Richard Overton, the oldest man in the United States and the oldest military veteran, died on Thursday at 112 years old.

Richard Overton was in his mid-30s when he began serving in World War II. It was perhaps the most important thing he did with his life, but it was far from the last.

Overton, who died Thursday in Austin after battling pneumonia, according to The Associated Press, was 112. He was believed to be America’s oldest man, as well as its oldest living World War II veteran.

He’d also spent decades in the furniture business, lived in his East Austin home for more than 70 years and had become something of a celebrity as he passed 108, 109 and later 112. The older he got, the more his charm – and his fondness for cigars and whiskey, his front porch and church – wowed the folks around him.

“With his quick wit and kind spirit he touched the lives of so many, and I am deeply honored to have known him,” Texas Gov. Greg Abbott said in a statement Thursday. “Richard Overton made us proud to be Texans and proud to be Americans.”

He “lived his life with honor and dignity,” President Barack Obama said in 2013.

“Everything we do with Mr. Overton turns magical,” a friend, Allen Bergeron, said during a 2018 tour of the National Museum of African American History and Culture in Washington.

Overton, of course, had made history himself. The grandson of a Tennessee slave who moved to Texas upon emancipation, Overton was born May 11, 1906, in Bastrop County, Texas. He volunteered for the Army in his 30s and served in the Pacific Theater from 1942 to 1945 as part of the all-black 1887th Engineer Aviation Battalion.
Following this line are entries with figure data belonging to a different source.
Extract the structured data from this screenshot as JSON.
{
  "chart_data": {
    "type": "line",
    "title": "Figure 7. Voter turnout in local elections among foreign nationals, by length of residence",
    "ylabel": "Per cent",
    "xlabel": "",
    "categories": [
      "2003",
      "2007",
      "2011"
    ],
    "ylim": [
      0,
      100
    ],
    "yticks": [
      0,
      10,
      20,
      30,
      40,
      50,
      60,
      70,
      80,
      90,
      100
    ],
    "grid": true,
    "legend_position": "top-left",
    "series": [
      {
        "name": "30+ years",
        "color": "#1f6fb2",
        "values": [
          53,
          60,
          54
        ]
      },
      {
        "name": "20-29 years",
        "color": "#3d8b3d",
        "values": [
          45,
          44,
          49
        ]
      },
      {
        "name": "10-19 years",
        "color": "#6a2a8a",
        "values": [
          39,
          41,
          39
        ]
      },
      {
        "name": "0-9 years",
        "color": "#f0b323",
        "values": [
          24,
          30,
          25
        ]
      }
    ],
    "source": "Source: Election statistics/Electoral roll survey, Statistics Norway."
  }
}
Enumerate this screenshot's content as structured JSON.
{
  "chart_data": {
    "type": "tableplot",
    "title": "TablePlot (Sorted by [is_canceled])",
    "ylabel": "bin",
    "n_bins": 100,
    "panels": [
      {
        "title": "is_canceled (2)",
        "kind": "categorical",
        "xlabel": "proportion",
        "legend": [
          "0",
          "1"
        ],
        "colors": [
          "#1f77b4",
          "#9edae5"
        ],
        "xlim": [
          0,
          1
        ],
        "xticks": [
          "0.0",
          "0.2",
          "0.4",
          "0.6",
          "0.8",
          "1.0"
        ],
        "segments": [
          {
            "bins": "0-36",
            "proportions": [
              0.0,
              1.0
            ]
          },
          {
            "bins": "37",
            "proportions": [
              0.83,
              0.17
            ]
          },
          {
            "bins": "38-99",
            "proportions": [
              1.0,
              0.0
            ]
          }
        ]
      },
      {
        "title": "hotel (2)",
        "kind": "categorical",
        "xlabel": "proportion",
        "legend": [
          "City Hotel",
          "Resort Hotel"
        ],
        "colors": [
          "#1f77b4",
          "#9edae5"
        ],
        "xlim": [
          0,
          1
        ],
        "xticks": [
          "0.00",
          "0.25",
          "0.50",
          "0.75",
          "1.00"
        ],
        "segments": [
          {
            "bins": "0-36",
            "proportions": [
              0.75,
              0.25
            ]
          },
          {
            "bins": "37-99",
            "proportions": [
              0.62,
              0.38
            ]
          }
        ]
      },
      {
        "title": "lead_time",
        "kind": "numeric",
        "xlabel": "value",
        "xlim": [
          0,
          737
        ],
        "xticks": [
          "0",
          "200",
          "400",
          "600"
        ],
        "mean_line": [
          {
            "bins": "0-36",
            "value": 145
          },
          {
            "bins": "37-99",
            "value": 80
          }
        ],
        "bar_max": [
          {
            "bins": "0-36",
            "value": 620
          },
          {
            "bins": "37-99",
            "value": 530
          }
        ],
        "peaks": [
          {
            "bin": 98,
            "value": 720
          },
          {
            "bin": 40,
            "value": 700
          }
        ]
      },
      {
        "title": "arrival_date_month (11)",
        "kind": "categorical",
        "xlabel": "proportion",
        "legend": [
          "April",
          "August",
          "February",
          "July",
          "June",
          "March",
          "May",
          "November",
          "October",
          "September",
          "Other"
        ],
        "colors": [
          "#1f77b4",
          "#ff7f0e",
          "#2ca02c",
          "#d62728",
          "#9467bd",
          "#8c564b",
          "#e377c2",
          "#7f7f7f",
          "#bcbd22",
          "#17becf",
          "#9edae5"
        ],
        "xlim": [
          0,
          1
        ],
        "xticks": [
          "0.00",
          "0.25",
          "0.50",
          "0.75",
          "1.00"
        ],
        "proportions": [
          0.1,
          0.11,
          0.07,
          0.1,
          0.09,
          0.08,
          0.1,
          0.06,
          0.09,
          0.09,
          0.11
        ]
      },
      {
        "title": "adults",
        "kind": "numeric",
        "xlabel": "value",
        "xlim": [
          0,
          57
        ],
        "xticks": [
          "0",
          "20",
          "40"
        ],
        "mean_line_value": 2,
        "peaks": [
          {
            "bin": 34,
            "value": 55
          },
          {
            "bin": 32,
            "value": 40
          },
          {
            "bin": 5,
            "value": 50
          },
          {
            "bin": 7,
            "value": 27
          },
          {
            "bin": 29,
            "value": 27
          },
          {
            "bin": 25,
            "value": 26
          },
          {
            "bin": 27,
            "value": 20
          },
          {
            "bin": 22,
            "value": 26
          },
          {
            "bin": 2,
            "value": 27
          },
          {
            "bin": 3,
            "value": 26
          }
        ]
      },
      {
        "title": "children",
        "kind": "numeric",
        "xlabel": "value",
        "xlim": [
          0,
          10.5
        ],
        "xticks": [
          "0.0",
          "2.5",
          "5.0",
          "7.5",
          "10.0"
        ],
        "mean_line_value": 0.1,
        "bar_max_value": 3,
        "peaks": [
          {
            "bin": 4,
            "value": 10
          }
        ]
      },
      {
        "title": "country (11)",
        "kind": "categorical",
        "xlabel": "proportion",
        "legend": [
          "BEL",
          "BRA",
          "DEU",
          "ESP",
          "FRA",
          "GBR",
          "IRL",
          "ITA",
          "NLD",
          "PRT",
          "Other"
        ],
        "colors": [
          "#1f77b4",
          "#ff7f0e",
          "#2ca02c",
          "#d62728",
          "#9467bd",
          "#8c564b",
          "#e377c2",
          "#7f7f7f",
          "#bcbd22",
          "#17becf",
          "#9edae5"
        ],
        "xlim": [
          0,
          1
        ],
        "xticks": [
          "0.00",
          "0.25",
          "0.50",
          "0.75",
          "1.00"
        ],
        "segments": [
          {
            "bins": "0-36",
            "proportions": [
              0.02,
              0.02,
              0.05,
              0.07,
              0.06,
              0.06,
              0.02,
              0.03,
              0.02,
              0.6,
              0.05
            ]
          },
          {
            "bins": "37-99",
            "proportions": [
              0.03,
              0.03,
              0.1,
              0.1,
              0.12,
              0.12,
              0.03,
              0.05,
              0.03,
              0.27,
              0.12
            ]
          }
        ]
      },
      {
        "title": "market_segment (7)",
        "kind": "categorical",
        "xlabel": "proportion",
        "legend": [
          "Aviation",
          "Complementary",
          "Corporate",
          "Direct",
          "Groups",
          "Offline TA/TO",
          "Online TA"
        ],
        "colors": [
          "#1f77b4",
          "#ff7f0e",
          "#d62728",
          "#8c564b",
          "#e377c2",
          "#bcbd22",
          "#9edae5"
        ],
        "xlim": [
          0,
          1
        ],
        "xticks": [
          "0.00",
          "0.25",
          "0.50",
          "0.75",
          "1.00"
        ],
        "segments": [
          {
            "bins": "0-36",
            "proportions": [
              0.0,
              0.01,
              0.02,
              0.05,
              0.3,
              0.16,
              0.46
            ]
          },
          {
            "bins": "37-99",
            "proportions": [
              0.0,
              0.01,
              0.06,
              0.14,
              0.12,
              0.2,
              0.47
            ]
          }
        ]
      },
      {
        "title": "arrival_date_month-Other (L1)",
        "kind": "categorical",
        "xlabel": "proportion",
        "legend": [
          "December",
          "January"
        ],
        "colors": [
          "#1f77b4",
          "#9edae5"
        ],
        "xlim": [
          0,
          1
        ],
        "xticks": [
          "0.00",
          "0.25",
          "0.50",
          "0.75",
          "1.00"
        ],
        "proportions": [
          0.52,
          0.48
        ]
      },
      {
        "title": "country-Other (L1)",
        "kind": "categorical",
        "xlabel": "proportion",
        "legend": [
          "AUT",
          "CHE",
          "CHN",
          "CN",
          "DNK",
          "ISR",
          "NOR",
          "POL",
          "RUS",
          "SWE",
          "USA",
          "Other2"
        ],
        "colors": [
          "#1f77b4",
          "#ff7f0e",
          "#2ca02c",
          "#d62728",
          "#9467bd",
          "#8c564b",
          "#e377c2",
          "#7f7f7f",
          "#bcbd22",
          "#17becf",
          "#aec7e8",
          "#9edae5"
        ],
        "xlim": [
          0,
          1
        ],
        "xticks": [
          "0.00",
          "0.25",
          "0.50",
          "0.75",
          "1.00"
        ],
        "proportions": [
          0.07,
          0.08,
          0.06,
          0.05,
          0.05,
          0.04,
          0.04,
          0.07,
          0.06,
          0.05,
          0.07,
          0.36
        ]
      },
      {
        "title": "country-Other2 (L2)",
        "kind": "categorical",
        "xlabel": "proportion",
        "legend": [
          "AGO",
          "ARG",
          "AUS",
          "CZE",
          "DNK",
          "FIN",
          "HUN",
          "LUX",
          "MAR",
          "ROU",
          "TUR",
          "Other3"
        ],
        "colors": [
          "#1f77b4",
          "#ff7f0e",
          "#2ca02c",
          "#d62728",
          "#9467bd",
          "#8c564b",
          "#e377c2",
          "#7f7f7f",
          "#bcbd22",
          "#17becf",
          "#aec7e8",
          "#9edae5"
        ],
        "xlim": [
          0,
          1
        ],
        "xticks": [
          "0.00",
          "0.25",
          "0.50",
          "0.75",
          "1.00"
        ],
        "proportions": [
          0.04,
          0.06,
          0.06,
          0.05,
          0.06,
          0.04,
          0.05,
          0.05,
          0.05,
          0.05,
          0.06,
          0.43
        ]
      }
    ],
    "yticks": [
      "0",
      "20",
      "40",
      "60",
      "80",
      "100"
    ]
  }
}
He had been at Pearl Harbor after the Japanese attacked, as well as Okinawa and Iwo Jima.

The Post’s Elahe Izadi profiled Overton in 2014:

“Overton used to start his days with some whiskey in his coffee, and he still adds a teaspoon from time to time. ‘It’s just like medicine,’ he said. Overton smokes cigars daily, too. ‘I’m smoking one now,’ he said from Austin.

“Indeed, Overton hasn’t slowed down much and remains sharp. He still drives his old Ford pickup truck, attends church every Sunday and has been known to help to transport widows to church, according to the Austin American Statesman. And he still does yard work.

“Reminder: He is 108 years old.”

At 112, he was still sharp mentally, but had been hospitalized seven times in 14 months for pneumonia, cousin Volma Overton Jr. told the Austin American-Statesman.

Overton had no children. He’d married twice; he and his first wife divorced in the 1920s, and his second wife died in the 1980s. Overton Jr., who had been overseeing his care, said his cousin outlived almost everyone in his family.

The Statesman said Overton’s funeral would be held Jan. 12.